State Board votes to begin revocation of SEGS Academy's charter
No qualified groups have expressed interest in taking over SEGS Academy in Delco, the director of the State Office of Charter Schools said Wednesday. (Source: SEGS Academy)
COLUMBUS COUNTY, NC (WECT) -
The State Board of Education voted in favor of beginning the revocation process for SEGS Academy's charter Thursday morning.
The board also voted to initiate the revocation process for three other charter schools: Entrepreneur High Charter, Dynamic Community Charter, and Children's Village Academy Charter.
On Wednesday, the state board was told that no qualified groups have expressed interest in taking over SEGS Academy which was recommended for closure.

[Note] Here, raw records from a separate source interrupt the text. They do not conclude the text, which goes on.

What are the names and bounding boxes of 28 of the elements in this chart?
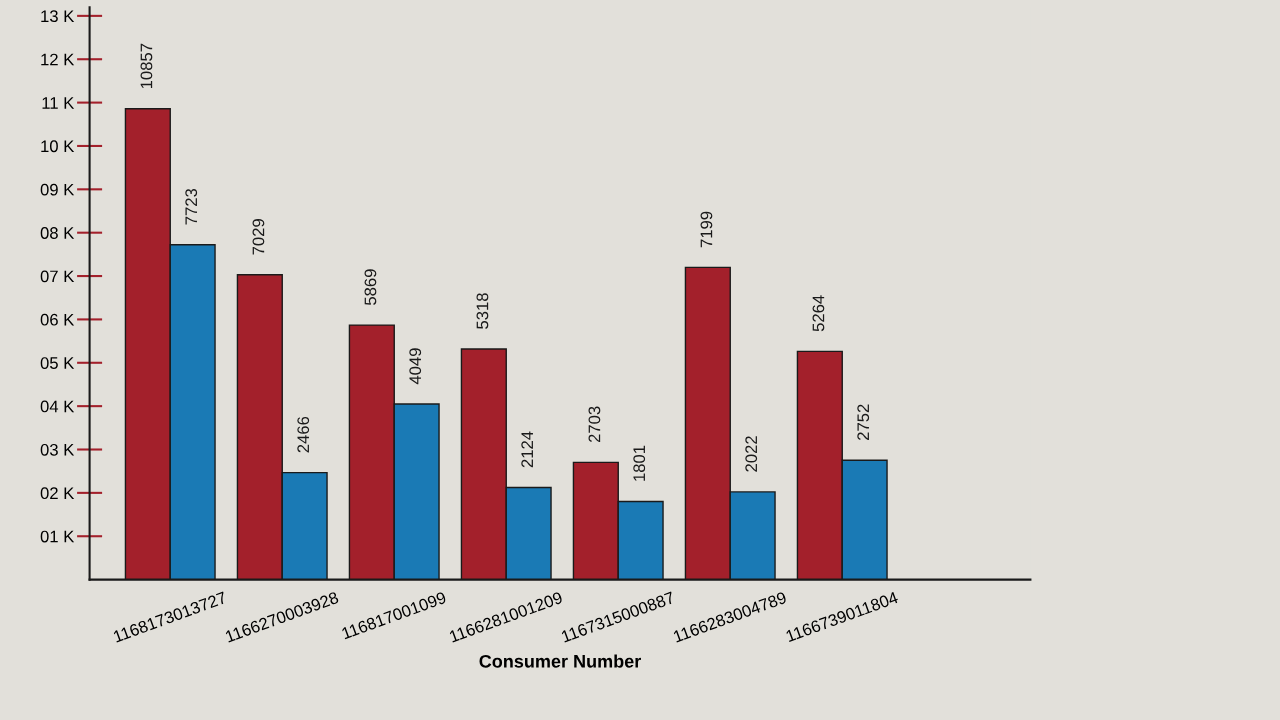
data-label: 4049	[409, 348, 422, 385]
data-label: 2022	[745, 436, 758, 472]
y-tick-label: 07 K	[40, 270, 75, 283]
y-tick-label: 09 K	[40, 183, 75, 196]
y-tick-label: 02 K	[40, 487, 75, 500]
data-label: 2703	[588, 406, 601, 443]
y-tick-label: 10 K	[41, 140, 75, 153]
y-tick-label: 13 K	[41, 10, 75, 23]
data-label: 10857	[140, 43, 153, 89]
data-label: 2466	[297, 416, 310, 453]
data-label: 5869	[364, 269, 377, 305]
data-label: 7199	[700, 211, 713, 248]
y-tick-label: 08 K	[40, 227, 75, 239]
y-tick-label: 11 K	[42, 97, 75, 109]
y-tick-label: 03 K	[40, 443, 75, 456]
data-label: 5264	[812, 295, 825, 332]
data-label: 7723	[185, 188, 198, 225]
data-label: 5318	[476, 293, 489, 329]
data-label: 7029	[252, 219, 265, 255]
data-label: 2752	[857, 404, 870, 440]
y-tick-label: 04 K	[40, 400, 75, 413]
data-label: 2124	[521, 431, 533, 468]
y-tick-label: 12 K	[41, 53, 75, 66]
y-tick-label: 01 K	[40, 530, 75, 543]
y-tick-label: 05 K	[40, 357, 75, 369]
x-axis-title: Consumer Number	[479, 654, 641, 668]
y-tick-label: 06 K	[40, 313, 75, 326]
data-label: 1801	[633, 445, 646, 481]
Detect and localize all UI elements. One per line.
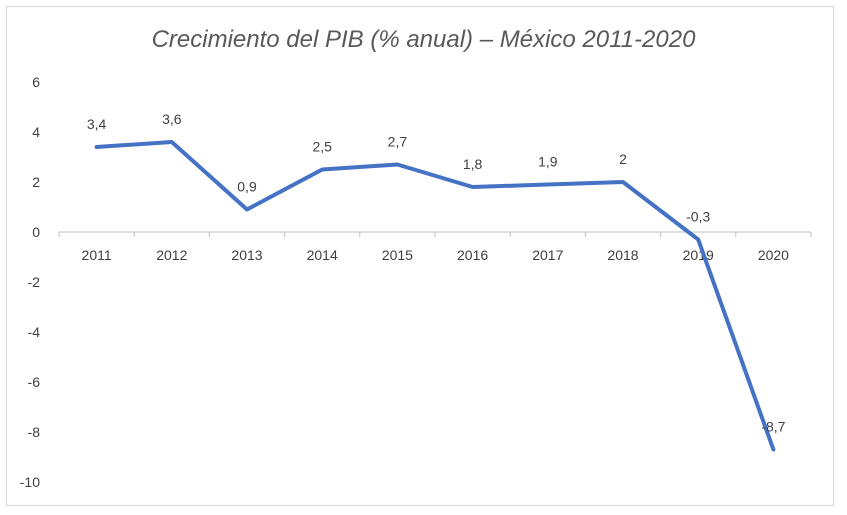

Joel Medley, director of the State Office of Charter Schools, delivered the message during the board's meeting in Raleigh. He said if the board voted Thursday to strip SEGS of its charter, the Delco school will remain open through the end of the academic year and have the option of appealing the decision.
If SEGS' charter is eventually revoked, it would be the 12th revocation in state history and the first in Southeastern NC, according to school records.
A DPI report found “serious internal control and financial issues” at the school, which opened in 2013 and serves students in Kindergarten through 6th grade.
The Department of Public Instruction placed SEGS on financial disciplinary status in August after the North Carolina State Health Plan reported that the school owed $21,570 in premium and interest payments.
Alexis Schauss, the Department of Public Instruction's director of school Business Administration, said Wednesday that problems remain.
“They still have financial solvency issues and a lack of management of their financial affairs,” Schauss said.
State officials have also noted violations of the non-profit's policy regarding contracting with family members.
Randolph Keaton, who chairs the school's board of directors, said earlier Wednesday that his biggest concern is communicating with parents and students “who are clearly shaken by the uncertainty.”
Keaton said his board wants the school to remain open.
“We have some great teachers and some great parents and some great children,” he said.